Welcome to the Web3 world, where digital finance and applications are shown in a revolutionary way through the fusion of blockchain technology, cryptocurrencies, and a pioneering spirit. Are you overwhelmed by the wealth of terms in the Web3 world that you don’t understand? Are those slangs barriers for you to learn about Web3? Don’t worry! We’re here to explain the obscure terms to guide your learning. Today, we're diving into an exciting development in the world of Ethereum scaling solutions: [Arbitrum Challenge].

When two Stakers have conflicting views on the appropriate judgment for an Assertion, they can be entered into a challenge. This challenge is adjudicated by the contracts on the base chain. Ultimately, one staker will prevail in the challenge. The protocol ensures that the truthful party will invariably win; the losing party must surrender their stake.

Preview

Source: CoinMarketCap

Window of time (1 week on Arbitrum One) is allotted during which a declared RBlock may be contested, and after this period, the RBlock can be confirmed.

The process through which RBlocks are submitted, challenged, and eventually verified is governed by the Challenge Protocol. This protocol ensures that only legitimate RBlocks are confirmed, assuming there is at least one honest Active Validator present.

The ChallengeManager oversees the adjudication of challenge games. Below is a diagram illustrating the challenge state machine:

Preview

Source: Arbitrum Docs

The challenge starts by dividing across global states (including block hashes). The conflict is first refined to a single block before any actual machine execution is debated. When the challenge has been narrowed down to a particular block, the current responder can initiate challengeExecution. This process is akin to a bisection where the responder must submit an alternative global state and machine state, which then facilitates the move into the execution challenge phase.

After narrowing the focus to a specific block, the actual machine execution can then be segmented further. When the execution has been segmented down to a single step, the current responder can invoke oneStepProveExecution. At this point, the responder is required to supply evidence needed to execute a step of the machine.

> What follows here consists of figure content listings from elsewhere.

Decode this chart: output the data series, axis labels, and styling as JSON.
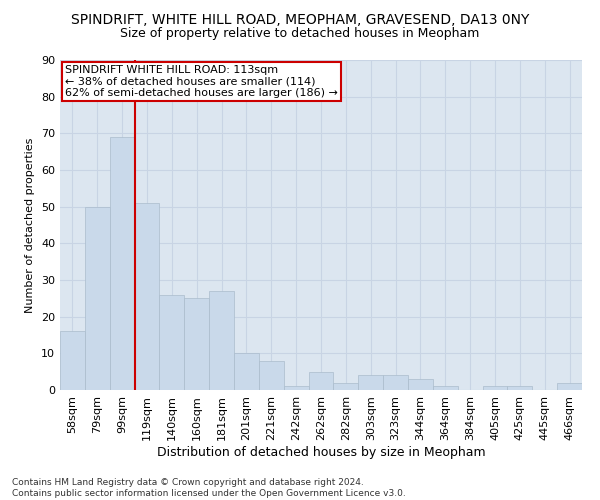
{
  "title": "SPINDRIFT, WHITE HILL ROAD, MEOPHAM, GRAVESEND, DA13 0NY",
  "subtitle": "Size of property relative to detached houses in Meopham",
  "xlabel": "Distribution of detached houses by size in Meopham",
  "ylabel": "Number of detached properties",
  "footer_line1": "Contains HM Land Registry data © Crown copyright and database right 2024.",
  "footer_line2": "Contains public sector information licensed under the Open Government Licence v3.0.",
  "bin_labels": [
    "58sqm",
    "79sqm",
    "99sqm",
    "119sqm",
    "140sqm",
    "160sqm",
    "181sqm",
    "201sqm",
    "221sqm",
    "242sqm",
    "262sqm",
    "282sqm",
    "303sqm",
    "323sqm",
    "344sqm",
    "364sqm",
    "384sqm",
    "405sqm",
    "425sqm",
    "445sqm",
    "466sqm"
  ],
  "bar_values": [
    16,
    50,
    69,
    51,
    26,
    25,
    27,
    10,
    8,
    1,
    5,
    2,
    4,
    4,
    3,
    1,
    0,
    1,
    1,
    0,
    2
  ],
  "bar_color": "#c9d9ea",
  "bar_edge_color": "#aabccc",
  "vline_color": "#cc0000",
  "annotation_line1": "SPINDRIFT WHITE HILL ROAD: 113sqm",
  "annotation_line2": "← 38% of detached houses are smaller (114)",
  "annotation_line3": "62% of semi-detached houses are larger (186) →",
  "annotation_box_color": "white",
  "annotation_box_edge": "#cc0000",
  "ylim": [
    0,
    90
  ],
  "yticks": [
    0,
    10,
    20,
    30,
    40,
    50,
    60,
    70,
    80,
    90
  ],
  "grid_color": "#c8d4e4",
  "bg_color": "#dce6f0",
  "title_fontsize": 10,
  "subtitle_fontsize": 9,
  "xlabel_fontsize": 9,
  "ylabel_fontsize": 8,
  "tick_fontsize": 8,
  "annot_fontsize": 8,
  "footer_fontsize": 6.5
}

If executing this step results in a state that differs from the one initially claimed, the current responder triumphs in the challenge.

The ChallengeLib helper library features a method called hashChallengeState, which processes a list of segment hashes, a starting position, and the total length of segments to produce the challengeStateHash of the ChallengeLib.Challenge. This provides sufficient information to determine the position of each segment hash. The term "degree" in the challenge context refers to one less than the total number of segment hashes. The distance between segments is calculated as floor(segmentsLength / degree), but for the last pair of segments, the remainder of segmentsLength divided by degree is added to the usual distance, ensuring the total distance equals segmentsLength.

Preview

Source: Cointelegraph

A challenge typically starts with just two segments (a degree of one), based on the asserter's original claim. The bisection game then commences on the challenger's turn. During each game round, the current responder must select a neighboring pair of segments to contest, thereby challenging the claim that starting from the first segment and executing the determined steps will lead to the second segment. At this juncture, both parties agree on the accuracy of the first segment but dispute the outcome of the second. The responder is then required to provide a bisection starting from the first segment and ending in a different segment than the second, thus subdividing the challenge into smaller segments, and shifting the play to their opponent. Each bisection should maintain a degree of at least min(40, numStepsInChallengedSegment) to ensure the challenge progresses.

Moreover, a segment that is only one step long cannot be further divided. The specific actions at this stage depend on the challenge phase, which could involve a challengeExecution or oneStepProveExecution.

This protocol is unique in its symmetry; unlike traditional bisection protocols where one side proposes and the other chooses to challenge, here both participants alternately propose challenges and bisections.

It's important to note that currently, winning a challenge does not result in immediate victory. Rather, it positions the current responder as the opponent of the winner and resets the state hash to zero. In this state, the party has no viable moves and will ultimately lose due to a timeout. This approach is taken as a safety measure, allowing time to identify and correct any errors in the challenge resolution through a contract upgrade if necessary.

Arbitrum Challenge introduces a refined dispute resolution mechanism for Ethereum scaling, specifically within the Arbitrum network. This protocol ensures that only legitimate Rollup Blocks (RBlocks) are validated through a structured challenge process managed by the Challenge Protocol and the ChallengeManager. If two stakers disagree on an assertion, they enter into a challenge where the veracity of RBlocks can be contested over a one-week period. The resolution involves bisecting global states down to individual blocks and even further into specific machine operations. Participants use a "bisection game" strategy, choosing segments to challenge and defend, ultimately proving their claim with evidence for a particular machine step. This meticulous process ensures that the honest participant prevails, with the loser forfeiting their stake.